Highlight and run this syntax to produce a table with the mean and standard deviation for each group of words separately. If you ran your value labels correctly, your table should have the labels abstract and concrete rather than 1 and 2. Which group of words has the highest frequency of occurrence in the English language?
https://www.dropbox.com/s/dht0u207t2n1mv4/Assign1a.txt?dl=0
Using SPSS (or any other software), create a frequency table to show the number of subjects who remembered words at each point on the measurement scale. Open a new syntax window and read in the data file. Name the variable something like N_Words. Next in your syntax window, type:
FREQUENCIES VARIABLES = n_words.
Highlight this syntax, and click on the run arrow (>) at the top of the syntax editor (or you can just hit CTRL+R to run a current selection). In the output viewer, you should now have a frequency table. In a text document, answer the following:
- What is the range for this dataset?
- What is the most frequently occurring score?
- If I selected a person at random from this data set, what is the probability that person would have produced 20 or more words?
5) Download the data file from https://www.dropbox.com/s/4qmmwtqsuq9tnrf/Assign1b.txt?dl=0
This file contains the frequency of occurrence of 1000 concrete and 1000 abstract nouns in a large sample of the English language.
Read in the data file. The file is delimited, and there are only two variables, in the order type, freq. Type is a nominal dummy variable. Using the value labels command add in the text labels for the values (1 = abstract, 2 = concrete).

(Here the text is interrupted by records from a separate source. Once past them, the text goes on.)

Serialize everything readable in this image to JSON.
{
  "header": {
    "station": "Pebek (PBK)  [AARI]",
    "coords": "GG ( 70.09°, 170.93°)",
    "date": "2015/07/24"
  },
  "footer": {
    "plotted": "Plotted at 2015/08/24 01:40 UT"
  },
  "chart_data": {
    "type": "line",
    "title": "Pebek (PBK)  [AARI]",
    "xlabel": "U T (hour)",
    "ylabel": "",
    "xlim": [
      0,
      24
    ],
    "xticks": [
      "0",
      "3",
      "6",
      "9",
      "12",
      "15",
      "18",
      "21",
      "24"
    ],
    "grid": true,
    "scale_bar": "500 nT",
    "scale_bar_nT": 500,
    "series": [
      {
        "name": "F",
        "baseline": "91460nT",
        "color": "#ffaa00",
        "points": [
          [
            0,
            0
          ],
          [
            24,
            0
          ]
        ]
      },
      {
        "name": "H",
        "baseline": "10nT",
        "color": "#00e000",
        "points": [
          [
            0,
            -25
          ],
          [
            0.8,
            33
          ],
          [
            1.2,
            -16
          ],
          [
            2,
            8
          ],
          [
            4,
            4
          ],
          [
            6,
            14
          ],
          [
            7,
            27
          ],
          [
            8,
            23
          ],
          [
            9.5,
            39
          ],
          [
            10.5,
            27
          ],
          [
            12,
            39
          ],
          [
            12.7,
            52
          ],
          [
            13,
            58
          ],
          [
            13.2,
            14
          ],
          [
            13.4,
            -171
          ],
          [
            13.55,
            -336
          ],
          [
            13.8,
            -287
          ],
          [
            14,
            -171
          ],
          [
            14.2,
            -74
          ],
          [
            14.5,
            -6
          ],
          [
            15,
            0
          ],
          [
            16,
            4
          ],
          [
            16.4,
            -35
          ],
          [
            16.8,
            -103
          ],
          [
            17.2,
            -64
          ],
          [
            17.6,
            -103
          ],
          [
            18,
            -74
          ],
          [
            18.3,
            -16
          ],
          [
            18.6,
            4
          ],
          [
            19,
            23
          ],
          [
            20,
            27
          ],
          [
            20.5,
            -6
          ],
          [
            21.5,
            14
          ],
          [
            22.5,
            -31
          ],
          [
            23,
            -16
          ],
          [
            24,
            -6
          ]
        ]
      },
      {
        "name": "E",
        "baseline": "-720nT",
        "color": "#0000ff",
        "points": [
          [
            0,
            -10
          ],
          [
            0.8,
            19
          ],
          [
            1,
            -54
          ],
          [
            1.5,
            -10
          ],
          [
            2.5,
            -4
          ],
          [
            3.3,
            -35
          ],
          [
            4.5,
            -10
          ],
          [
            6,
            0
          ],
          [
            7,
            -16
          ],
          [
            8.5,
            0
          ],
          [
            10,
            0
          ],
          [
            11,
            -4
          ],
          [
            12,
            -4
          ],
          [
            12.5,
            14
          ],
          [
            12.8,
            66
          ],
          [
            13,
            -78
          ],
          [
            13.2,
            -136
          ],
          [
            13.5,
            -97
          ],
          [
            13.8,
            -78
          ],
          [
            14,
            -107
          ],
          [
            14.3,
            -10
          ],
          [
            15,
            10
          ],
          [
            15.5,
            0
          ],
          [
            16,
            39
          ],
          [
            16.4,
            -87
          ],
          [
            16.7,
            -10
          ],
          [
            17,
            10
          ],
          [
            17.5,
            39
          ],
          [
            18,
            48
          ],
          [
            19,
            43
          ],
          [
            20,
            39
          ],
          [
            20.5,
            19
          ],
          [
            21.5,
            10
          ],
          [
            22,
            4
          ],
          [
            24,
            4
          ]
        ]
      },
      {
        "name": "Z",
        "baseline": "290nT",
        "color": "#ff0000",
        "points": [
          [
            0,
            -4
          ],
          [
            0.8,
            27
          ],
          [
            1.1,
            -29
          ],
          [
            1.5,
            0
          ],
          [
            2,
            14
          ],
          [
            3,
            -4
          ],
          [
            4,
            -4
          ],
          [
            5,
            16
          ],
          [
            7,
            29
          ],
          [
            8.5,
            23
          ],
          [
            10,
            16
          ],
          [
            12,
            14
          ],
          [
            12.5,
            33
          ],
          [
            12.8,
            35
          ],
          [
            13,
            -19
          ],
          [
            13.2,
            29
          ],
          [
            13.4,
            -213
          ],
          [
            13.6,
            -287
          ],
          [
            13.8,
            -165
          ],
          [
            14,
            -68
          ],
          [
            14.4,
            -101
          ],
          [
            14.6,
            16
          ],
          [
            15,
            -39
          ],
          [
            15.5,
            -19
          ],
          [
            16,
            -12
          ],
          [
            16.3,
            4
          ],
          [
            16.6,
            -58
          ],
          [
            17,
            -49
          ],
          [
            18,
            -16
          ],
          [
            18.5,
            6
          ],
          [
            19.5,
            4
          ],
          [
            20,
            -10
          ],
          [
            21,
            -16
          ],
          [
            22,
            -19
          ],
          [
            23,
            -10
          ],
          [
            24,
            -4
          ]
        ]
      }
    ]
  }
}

Using the Frequencies procedure, next let's create a histogram with normal curve. By the syntax method, type in the following to your editor:
FREQUENCIES VARIABLES=freq
/FORMAT=NOTABLE
/STATISTICS=ALL
/HISTOGRAM NORMAL.
In the first line, we specify the variables of interest (only freq here....or whatever you've named it). In the second line, I asked SPSS to suppress the frequency tables. Since there are a large number of values on this scale, I don't want to see the number of words at a particular frequency; I would rather see this pattern in a histogram. In the statistics line, I have specified computing all possible descriptives; alternatively, I could specify those of interest (MEAN, SDDEV). In the final line, I have asked for a histogram with a normal curve fit to it. Highlight this syntax, and click on the run arrow (>) at the top of the syntax editor (or you can just hit CTRL+R to run a current selection).
Look at the histogram: How would you describe the shape of this distribution in terms of skewness? In the Statistics table, you will notice values for our three measures of central tendency--the mean is heavily affected by the outliers. This is common for a frequency or RT distribution...the scale is ratio so it cannot go below zero, and we almost always have a few extreme scores pulling out the bulk of smaller scores (the pattern you are looking at is known as Zipf's law of word frequencies in the English language).
Finally, let's examine the mean for abstract and concrete words separately using the Means procedure. On the menu, you can click Analyze > Compare Means > Means (but remember to paste anything you do to the syntax editor for a record of what you did). Or, just type the following into your syntax editor:
MEANS TABLES=freq BY type
/CELLS MEAN COUNT STDDEV.
Highlight and run this syntax to produce a table with the mean and standard deviation for each group of words separately. If you ran your value labels correctly, your table should have the labels abstract and concrete rather than 1 and 2. Which group of words has the highest frequency of occurrence in the English language?